Belichick isn't naming Newton his starting quarterback, which is standard operating procedure for the coach. Belichick instead said it's up to the players to determine who wins the job, with 2019 fourth-round pick Jarrett Stidham and veteran Brian Hoyer as the top challengers.
Newton, after dealing with foot and shoulder injuries for the past two seasons, said, "at this point, I'm full go."
As for the idea that he has something to prove, Newton doesn't see it that way.
"I don't have to prove nothing, especially not to nobody. I have to prove to myself.
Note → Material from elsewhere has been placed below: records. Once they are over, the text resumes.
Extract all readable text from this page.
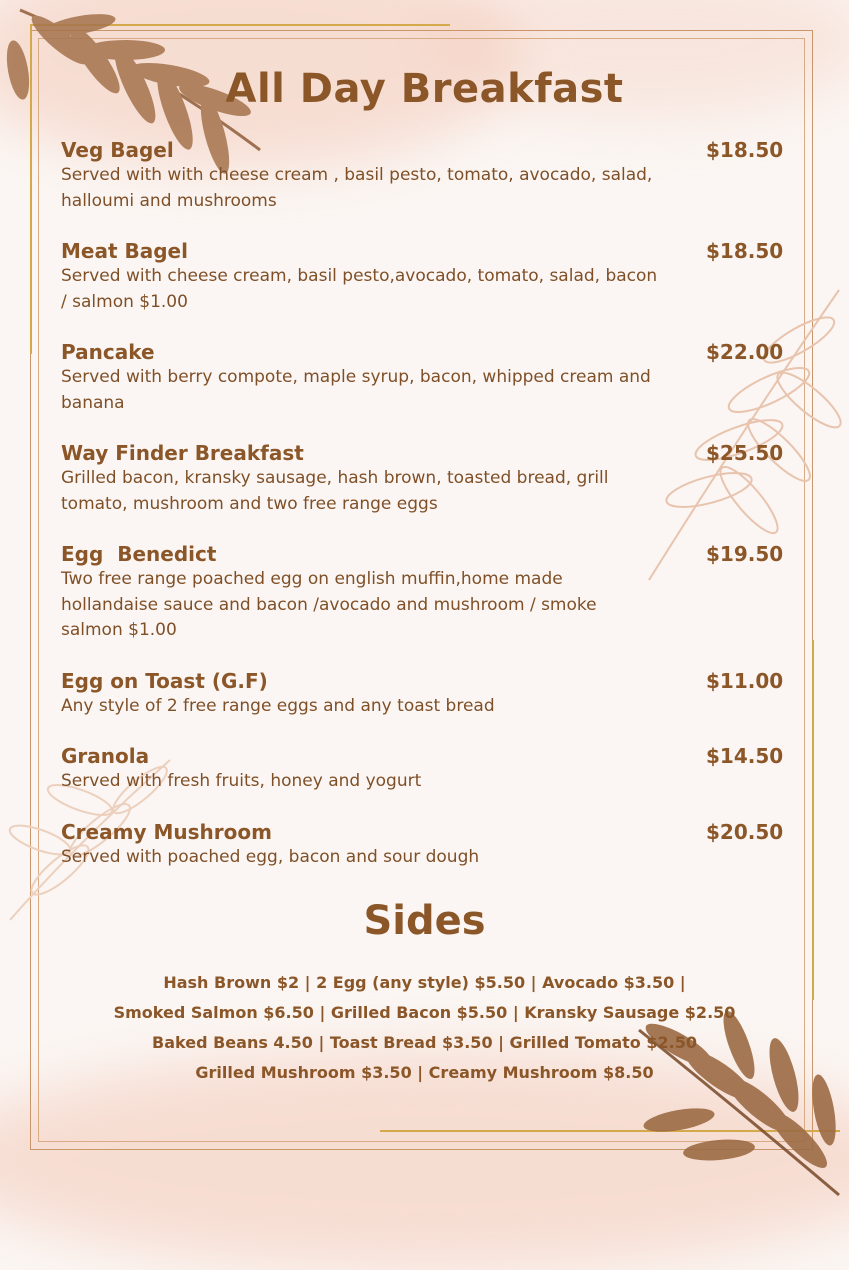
All Day Breakfast
Veg Bagel
Served with with cheese cream , basil pesto, tomato, avocado, salad, halloumi and mushrooms
$18.50
Meat Bagel
Served with cheese cream, basil pesto,avocado, tomato, salad, bacon / salmon $1.00
$18.50
Pancake
Served with berry compote, maple syrup, bacon, whipped cream and banana
$22.00
Way Finder Breakfast
Grilled bacon, kransky sausage, hash brown, toasted bread, grill tomato, mushroom and two free range eggs
$25.50
Egg  Benedict
Two free range poached egg on english muffin,home made hollandaise sauce and bacon /avocado and mushroom / smoke salmon $1.00
$19.50
Egg on Toast (G.F)
Any style of 2 free range eggs and any toast bread
$11.00
Granola
Served with fresh fruits, honey and yogurt
$14.50
Creamy Mushroom
Served with poached egg, bacon and sour dough
$20.50
Sides
Hash Brown $2 | 2 Egg (any style) $5.50 | Avocado $3.50 |
Smoked Salmon $6.50 | Grilled Bacon $5.50 | Kransky Sausage $2.50
Baked Beans 4.50 | Toast Bread $3.50 | Grilled Tomato $2.50
Grilled Mushroom $3.50 | Creamy Mushroom $8.50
That's a daily challenge," he said. "I don't think nobody's expectations will ever surpass my expectations for myself.
"I'm just looking forward to the challenge. ... My job is to come here, compete, put this team in the best situation to win. Do my part. Be as accessible to the team, and Coach Belichick, as well as Coach [Josh] McDaniels, as possible. And to just get better each and every day."
Newton also was asked whether there is additional motivation to prove his former team, the Panthers, wrong.
"At the end of the day, for me, I'm not going to dwell on the past," Newton said. "I think I'm a person that's a self-motivator. Even though the past is the past, I'm not going to keep looking back. For me, it's turn the page and move forward. I wish those guys nothing but the best, and I hope the feeling is mutual. Moving on."
Newton, who said his mentality is to "wake up mad," also addressed the challenge of trying to replace Brady.
"It's a breath of fresh air, to be honest with you. A challenge I have to accept each and every day," he said. "But no challenge is ever going to be greater than the personal challenge that I challenge myself personally. We all know what that was, and what that is, and it needs no mention. But at the same time, for me, I think I have my hands full trying to learn as much as possible in a short period of time."